7. Reevaluate Your Career Goals

This is so important. Checking in on your career goals will help you not only stay focused for the long-haul, but also will help to get through that daily grind and face the day. If you're like most people, your career path has been messy up to this point and probably will continue to be. Meaning, it hasn't gone in the linear projection you'd expected upon exiting school. You might not even be in the field you originally wanted. But hey, a girl's gotta pay the bills, right? (I, for one, have a very hungry dog to feed). So maybe the job you're in now isn't your dream job, and that's ok. But remember to stop and ask yourself these questions: "Am I fulfilled with what I'm doing?", "Am I learning something that will serve me in future roles?", "Are the opportunities here worth my time?". No to any of those? It might be time to reevaluate the job you're in, and perhaps the career path you're on. I left a well-paying, secure job in an industry I actually enjoyed (and still do) because I genuinely answered "no" to all of those questions. I discovered the world of marketing and rediscovered my love for writing shortly thereafter, and it's propelled me back into the creative atmosphere I'd forgotten I crave. 

On-going habits: make it a point to try new things, meet new people, and read new books.
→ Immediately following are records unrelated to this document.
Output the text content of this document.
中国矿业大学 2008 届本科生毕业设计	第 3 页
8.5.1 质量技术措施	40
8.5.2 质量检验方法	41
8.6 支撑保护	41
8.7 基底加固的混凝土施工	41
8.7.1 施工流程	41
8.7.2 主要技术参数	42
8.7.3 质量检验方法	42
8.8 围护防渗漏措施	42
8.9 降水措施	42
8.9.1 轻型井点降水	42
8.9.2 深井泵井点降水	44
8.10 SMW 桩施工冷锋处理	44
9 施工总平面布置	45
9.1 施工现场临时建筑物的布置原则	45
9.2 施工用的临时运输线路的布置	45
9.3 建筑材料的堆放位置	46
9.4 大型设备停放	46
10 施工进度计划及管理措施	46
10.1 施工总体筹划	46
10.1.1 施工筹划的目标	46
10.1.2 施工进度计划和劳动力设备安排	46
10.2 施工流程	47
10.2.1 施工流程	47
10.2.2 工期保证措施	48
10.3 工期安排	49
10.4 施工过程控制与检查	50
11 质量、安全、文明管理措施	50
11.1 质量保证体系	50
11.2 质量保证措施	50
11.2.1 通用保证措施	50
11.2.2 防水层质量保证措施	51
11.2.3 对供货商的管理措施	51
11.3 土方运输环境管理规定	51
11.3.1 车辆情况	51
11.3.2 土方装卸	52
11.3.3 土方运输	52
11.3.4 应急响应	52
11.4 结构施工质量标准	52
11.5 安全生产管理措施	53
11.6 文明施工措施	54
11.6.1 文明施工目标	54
Do things that challenge you, educate you, and expand your horizons. There's a quote by Charlie Jones that I love that is, "You will be the same person in five years as you are today except for the people you meet and the books you read." Take the time to invest in yourself, and keep your mind open to the possibility of new opportunities as they arise. 

Happy cleaning, friends!
 

What are your favorite ways to feel refreshed & renewed? What are some on-going habits you've developed that you find most helpful?